Por otro lado estaba mi entrepierna. No llegué a llorar al verla pero... bueno, me hirió bien fondo. Entre mis piernas gruesa y corta colgaba una verga decorada con sus dos testículos. Era algo mas corta que la que había tenido antes pero seguía siendo una verga y si mi hubiesen preguntado esto habría sido lo primero que habría cambiado de mi. Con eso ya no había chicas que me quisieran, ni vagina, ni orgasmos ni todo en lo que había soñado.

 

“¿Que te parece?” la misma voz que me despertó me hablaba desde detrás sin que la hubiese visto entrar. Era una chica algo mas alta que yo, aunque andaba sobre unos tacones de infarto, de curvas de infarto y aspecto de actriz de película porno.

  • Yo... no se muy bien que... creo que no me gusta...- dije insegura, sin saber muy bien que responder, sin saber que sentía y si, en realidad, sentía algo. Y además quedando descolocada por el timbre agudo de mi voz.

  • Tranquila. Te hemos dado un inividor para que no sientas mucho mientras vas descubriéndote. Te ayudará en el proceso.

  • Grácias, supongo...

  • Vamos a sentarnos.- nos sentamos en la cama, una al lado de la otra- Soy Carol y te acompañaré en el proces. Dime, ¿como te sientes?

  • No es lo que esperaba, este cuerpo es de...- me cogió de la mano.

  • Es un cuerpo precioso. Todos los hombres te mirarán.- me dijo con una sonrisa.

  • Ya pero yo soy...

  • Cariño, no solo hemos cambiado tu cuerpo...- me cortó. Yo la miré sorprendida.

  • ¿Que... que quieres decir?

  • Mira, en el proceso de cambio hemos intentado amoldar tu cuerpo, como te dijimos a tus deseos y a las necesidades de la Fundación. Para hacerlo hemos tenido que dejar tu verga con capacidad aun de tener erecciones pero no de eyacular, por ejemplo.

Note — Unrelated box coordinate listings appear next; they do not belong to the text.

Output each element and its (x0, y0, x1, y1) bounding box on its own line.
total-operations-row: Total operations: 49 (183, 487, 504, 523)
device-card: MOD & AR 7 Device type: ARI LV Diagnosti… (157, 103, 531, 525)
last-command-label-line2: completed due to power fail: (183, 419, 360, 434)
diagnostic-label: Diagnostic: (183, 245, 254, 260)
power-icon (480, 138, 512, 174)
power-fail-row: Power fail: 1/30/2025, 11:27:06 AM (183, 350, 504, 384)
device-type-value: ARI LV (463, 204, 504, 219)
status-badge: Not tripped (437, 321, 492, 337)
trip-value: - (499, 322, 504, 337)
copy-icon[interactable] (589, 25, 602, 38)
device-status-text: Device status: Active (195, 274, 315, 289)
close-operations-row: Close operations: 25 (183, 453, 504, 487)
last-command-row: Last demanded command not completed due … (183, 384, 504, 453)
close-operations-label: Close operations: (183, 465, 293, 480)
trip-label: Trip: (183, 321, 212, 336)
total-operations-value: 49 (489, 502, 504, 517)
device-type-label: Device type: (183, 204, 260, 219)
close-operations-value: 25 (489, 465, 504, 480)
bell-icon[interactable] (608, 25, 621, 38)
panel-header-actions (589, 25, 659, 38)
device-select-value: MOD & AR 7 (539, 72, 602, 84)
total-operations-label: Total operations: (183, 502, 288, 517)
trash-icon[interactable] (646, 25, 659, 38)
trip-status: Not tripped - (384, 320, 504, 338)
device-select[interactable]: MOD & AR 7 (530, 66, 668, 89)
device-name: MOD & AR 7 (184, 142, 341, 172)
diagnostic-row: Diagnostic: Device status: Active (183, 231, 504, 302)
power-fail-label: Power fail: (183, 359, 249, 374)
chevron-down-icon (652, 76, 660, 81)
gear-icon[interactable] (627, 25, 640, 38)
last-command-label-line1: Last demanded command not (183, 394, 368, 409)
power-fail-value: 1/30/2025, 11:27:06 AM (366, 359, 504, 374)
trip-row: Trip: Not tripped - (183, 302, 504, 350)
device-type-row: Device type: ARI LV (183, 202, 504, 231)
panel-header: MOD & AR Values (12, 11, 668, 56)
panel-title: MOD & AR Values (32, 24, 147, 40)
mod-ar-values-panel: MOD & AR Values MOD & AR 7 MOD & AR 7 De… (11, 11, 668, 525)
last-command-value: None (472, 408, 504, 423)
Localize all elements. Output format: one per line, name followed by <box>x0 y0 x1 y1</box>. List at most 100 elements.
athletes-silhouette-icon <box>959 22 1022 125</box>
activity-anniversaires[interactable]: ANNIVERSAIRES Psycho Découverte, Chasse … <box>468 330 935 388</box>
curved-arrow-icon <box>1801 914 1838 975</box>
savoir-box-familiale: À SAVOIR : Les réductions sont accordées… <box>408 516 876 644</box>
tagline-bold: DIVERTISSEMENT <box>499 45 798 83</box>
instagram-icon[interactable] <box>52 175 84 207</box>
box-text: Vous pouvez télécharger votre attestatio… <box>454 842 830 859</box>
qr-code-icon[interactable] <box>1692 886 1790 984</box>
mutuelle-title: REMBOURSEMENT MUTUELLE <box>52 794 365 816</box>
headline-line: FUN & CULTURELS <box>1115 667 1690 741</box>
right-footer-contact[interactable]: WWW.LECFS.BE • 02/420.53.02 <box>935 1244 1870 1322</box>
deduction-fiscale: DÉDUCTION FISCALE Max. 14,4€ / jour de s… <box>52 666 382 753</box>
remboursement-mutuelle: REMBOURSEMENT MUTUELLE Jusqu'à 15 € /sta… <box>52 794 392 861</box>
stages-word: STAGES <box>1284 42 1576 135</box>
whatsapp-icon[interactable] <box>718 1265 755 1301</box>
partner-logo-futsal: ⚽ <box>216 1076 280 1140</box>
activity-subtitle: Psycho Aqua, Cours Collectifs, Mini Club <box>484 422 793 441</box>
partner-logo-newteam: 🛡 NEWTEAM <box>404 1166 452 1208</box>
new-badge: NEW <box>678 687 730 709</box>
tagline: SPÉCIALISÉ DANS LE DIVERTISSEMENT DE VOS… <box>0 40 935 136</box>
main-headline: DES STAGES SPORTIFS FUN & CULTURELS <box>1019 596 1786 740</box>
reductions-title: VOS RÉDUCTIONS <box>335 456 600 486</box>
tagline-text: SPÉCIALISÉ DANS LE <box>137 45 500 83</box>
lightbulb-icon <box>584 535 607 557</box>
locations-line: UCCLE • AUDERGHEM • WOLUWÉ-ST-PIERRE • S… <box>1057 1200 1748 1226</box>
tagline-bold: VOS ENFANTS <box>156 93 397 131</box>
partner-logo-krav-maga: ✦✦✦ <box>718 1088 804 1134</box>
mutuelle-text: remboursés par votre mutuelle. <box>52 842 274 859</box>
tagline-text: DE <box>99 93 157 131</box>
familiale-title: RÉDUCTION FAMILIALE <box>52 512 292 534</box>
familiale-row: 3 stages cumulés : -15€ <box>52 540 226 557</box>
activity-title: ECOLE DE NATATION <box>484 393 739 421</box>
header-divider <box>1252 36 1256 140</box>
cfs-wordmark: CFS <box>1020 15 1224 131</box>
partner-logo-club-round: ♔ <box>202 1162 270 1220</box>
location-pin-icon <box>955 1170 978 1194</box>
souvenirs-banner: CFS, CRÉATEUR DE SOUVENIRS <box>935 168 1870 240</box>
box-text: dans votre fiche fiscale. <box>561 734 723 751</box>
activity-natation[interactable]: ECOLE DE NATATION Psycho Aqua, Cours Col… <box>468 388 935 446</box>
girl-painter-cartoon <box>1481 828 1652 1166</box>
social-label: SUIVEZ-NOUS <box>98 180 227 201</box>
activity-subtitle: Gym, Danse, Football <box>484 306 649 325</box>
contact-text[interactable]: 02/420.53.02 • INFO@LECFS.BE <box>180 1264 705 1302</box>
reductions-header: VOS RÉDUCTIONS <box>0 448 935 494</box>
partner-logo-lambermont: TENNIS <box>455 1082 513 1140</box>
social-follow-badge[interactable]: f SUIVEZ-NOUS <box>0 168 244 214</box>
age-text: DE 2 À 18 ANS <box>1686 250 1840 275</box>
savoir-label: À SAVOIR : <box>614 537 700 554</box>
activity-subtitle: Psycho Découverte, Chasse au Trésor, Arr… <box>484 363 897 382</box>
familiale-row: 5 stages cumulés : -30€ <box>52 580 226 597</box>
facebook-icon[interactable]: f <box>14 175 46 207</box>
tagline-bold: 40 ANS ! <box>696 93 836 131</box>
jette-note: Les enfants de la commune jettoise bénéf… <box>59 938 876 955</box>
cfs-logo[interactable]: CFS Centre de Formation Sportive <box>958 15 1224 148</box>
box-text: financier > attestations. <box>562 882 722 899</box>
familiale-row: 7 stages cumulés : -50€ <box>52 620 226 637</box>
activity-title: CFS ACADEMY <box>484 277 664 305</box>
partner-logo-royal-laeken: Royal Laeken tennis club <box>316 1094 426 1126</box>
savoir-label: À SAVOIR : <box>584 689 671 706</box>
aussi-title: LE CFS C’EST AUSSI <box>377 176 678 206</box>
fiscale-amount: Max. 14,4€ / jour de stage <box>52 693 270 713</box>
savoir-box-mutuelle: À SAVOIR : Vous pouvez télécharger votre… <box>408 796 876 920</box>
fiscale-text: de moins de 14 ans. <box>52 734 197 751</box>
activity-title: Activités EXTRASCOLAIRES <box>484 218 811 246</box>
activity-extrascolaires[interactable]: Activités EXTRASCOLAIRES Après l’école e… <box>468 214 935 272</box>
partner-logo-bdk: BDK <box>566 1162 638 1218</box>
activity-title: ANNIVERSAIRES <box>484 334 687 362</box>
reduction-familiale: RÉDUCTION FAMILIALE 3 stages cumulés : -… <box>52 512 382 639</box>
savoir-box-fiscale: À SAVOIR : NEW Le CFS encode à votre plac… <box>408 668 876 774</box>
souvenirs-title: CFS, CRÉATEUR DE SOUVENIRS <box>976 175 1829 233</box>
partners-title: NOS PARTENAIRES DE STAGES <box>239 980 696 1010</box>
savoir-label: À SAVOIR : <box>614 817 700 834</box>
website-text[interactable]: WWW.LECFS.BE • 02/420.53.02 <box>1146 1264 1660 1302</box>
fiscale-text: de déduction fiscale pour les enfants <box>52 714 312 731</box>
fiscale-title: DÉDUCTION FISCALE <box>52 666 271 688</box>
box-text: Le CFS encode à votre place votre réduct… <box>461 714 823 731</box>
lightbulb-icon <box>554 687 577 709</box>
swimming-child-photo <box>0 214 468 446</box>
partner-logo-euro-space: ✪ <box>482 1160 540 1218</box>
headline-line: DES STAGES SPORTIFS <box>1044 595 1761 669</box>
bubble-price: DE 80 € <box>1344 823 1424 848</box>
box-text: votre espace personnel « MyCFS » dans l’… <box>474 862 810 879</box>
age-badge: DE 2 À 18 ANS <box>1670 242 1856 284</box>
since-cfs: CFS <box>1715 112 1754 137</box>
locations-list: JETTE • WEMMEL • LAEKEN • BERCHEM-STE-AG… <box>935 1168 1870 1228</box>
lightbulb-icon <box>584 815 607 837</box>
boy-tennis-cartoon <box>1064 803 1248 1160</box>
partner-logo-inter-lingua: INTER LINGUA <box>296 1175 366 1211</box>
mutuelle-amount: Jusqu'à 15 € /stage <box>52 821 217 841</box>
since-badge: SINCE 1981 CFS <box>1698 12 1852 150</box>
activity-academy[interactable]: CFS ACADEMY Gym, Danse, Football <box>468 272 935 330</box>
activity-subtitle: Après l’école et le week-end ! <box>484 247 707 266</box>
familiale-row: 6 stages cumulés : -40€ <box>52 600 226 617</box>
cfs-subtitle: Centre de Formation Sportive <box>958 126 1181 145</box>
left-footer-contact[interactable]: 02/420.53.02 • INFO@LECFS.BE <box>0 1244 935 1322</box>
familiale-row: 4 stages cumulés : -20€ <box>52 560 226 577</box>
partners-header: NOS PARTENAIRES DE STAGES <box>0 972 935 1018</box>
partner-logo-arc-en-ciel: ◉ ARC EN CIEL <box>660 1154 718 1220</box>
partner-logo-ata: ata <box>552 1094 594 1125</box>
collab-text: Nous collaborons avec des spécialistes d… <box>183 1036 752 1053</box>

  • Pero no soy una mujer... soy una...

  • Una shemale, usando el término en inglés, si.

 

Después de esa revelación, de contarme que mi verguita seguiría allí poniéndose dura me contó muchas, muchas cosas mas. Y si no hubiese sido porque me habían anulado mi capacidad de sentir me hubiese derrumbado.

 

No solo me habían dado ese cuerpo si no que, además, habían convertido mi ano en el centro de mi placer y todo para ahora empezar con mi nueva educación en la que mediante un proceso de sugestión harían que me atrajeran los chicos y sintiera repulsión al tocar una mujer. No podían convertirme en heterosexual, pero podían hacer que, pese a no quererlos, los hombres fueran mi única fuente de placer.

 

Y todo esto para prepararme para mi futuro, porque después de mi educación como shemale me darían una nueva vida según las calificaciones que hubiese conseguido en el proceso. No llegó a concretar que era pero me costaba creer que no quisieran vender mi cuerpo.

 

  • No me queríais ayudar...- dije con amargura cuando acabó- Soy una esclava...

  • Te queremos ayudar, pero la ayuda tiene un precio.